A popular phrase refers to “diamonds in the rough,” and few people embody the truth of this sentiment more than Hank Bauer, a legendary baseball player whose difficult childhood and harrowing experiences in the Pacific theater of the Second World War – which included fighting in the bloodiest battle of that theater, the Battle of Okinawa – no doubt played a great role in shaping him as a hero both on and off the baseball field.
After surviving some of the most intense fighting in the Pacific and earning a number of decorations, Bauer went on to achieve massive success on the baseball field in the decades after the war.
Bauer was born in East St. Louis, Illinois, in 1922. He was the youngest child of an Austrian immigrant family, and had eight older siblings. His father lost his leg in an aluminum mill accident, and the family found themselves in a situation of such dire poverty that Hank and his siblings had to wear old feed sacks as clothes.
Far from stewing in misery and despair about his circumstances growing up, however, Bauer was determined to work his way out of poverty and make a success of his life. From an early age it became obvious that he was a gifted athlete, and he excelled at both baseball and basketball.
After graduating from school in 1941, he took a job repairing furnaces at a beer-bottling plant. His brother, also a talented baseball player who had gotten into the Minor League, was able to get Hank a professional tryout. His tryout went well, and Hank was offered a contract with the Oshkosh Giants.
Just when it seemed that Hank was about to step into the professional baseball career he had always dreamed of, though, something happened that would change his life, and the lives of many other Americans: the attack on Pearl Harbor in December 1941.
A month after the Japanese attacked Pearl Harbor, Bauer enlisted in the Marine Corps and initially served with the 4th Raider Battalion. Pretty much as soon as he arrived in the South Pacific, he contracted malaria.
This was not going to be the first time he contracted the disease – he would end up contracting malaria another twenty-three times. Just as he had dealt with any other hardships life had previously thrown his way, he simply gritted his teeth and fought through it without a word of complaint.
His first taste of battle came in early 1943, when he reached the vicinity of Guadalcanal, where a large-scale battle between Allied Forces and the Japanese had been raging since late 1942. He and his fellow Marines had to fight in the dense jungle on the islands of New Georgia northwest of Guadalcanal, a campaign Bauer called “indescribable – the worst [place he had] ever seen.”
After this, the Raider regiments were absorbed into regular Marine units, and Bauer served with the 2nd Battalion 4th Marines, part of the 6th Marine Division. He fought on the islands of Emirau in Papua New Guinea, and then on Guam, where he received his first wound after being hit with shrapnel.
While he was decorated with the Purple Heart for his injuries, he would end up keeping another souvenir of this battle for many years: some pieces of shrapnel stayed in his body, and would end up being picked out of his back by his Yankee teammates in locker rooms many years later.
After Guam Bauer, who was now a sergeant, and his Marines joined the Battle of Okinawa, which would turn out to be the bloodiest and one of the most ferocious battles of the entire Pacific theater of war. Bauer commanded a platoon of sixty-four Marines, of which only six men – including Bauer – survived the intense fighting.

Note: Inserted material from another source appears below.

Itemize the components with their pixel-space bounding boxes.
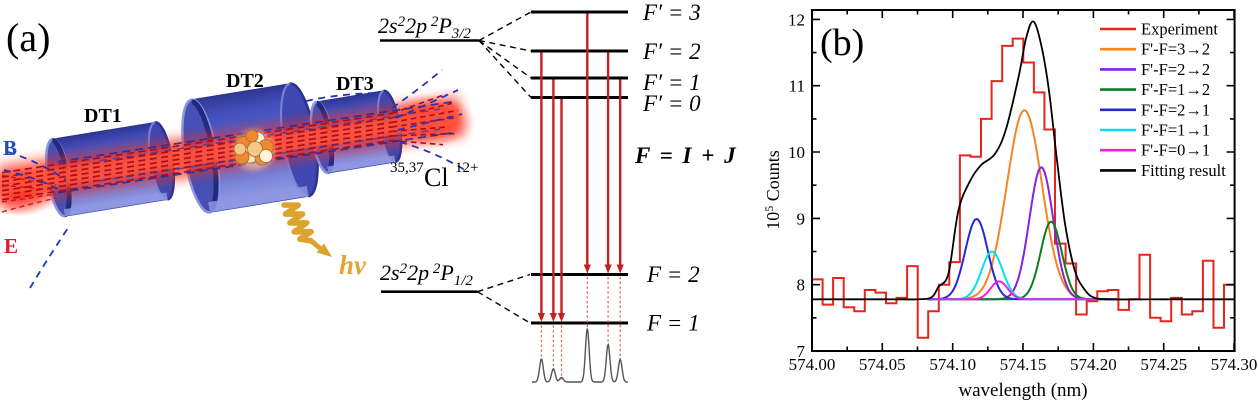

Bauer fought on for fifty-three days before he was wounded by shrapnel once again. This time it was serious enough to result in his being sent back to the U.S. to recover from his injuries.
While he was recuperating stateside, the U.S. dropped atomic bombs on Hiroshima and Nagasaki, thus forcing the Japanese to surrender. When Bauer had healed and was sent back to his unit, he spent the remainder of his military service on occupation duty in Japan. He ended up being decorated with the Navy Commendation Medal, two Purple Hearts, and two Bronze Stars.
Owing to his war wounds, Bauer didn’t really think that he stood much chance of resuming his baseball career, but, as he had done with everything in his life, he gave it a shot anyway. A Yankees scout remembered Bauer from before the war, and signed him to the Quincy Gems, the Yankees’ farm team, in 1946. With his talent and determination, Bauer worked his way up.
In 1948 he was called up to the Majors – and the rest was history. Bauer ended up being named an all-star three times, and finished his Major League career with a batting average of .277. He once had a seventeen game hitting streak.
Even when he quit playing, he moved on to coaching and managing. He ended up as the manager of the Baltimore Orioles, which he led to a World Series championship in 1966.
Hank Bauer passed away in 2007 at the age of eighty-four, and will not only be remembered for his success as a baseball player and manager, but also for the grit, valor and determination he showed as a Marine during the Second World War.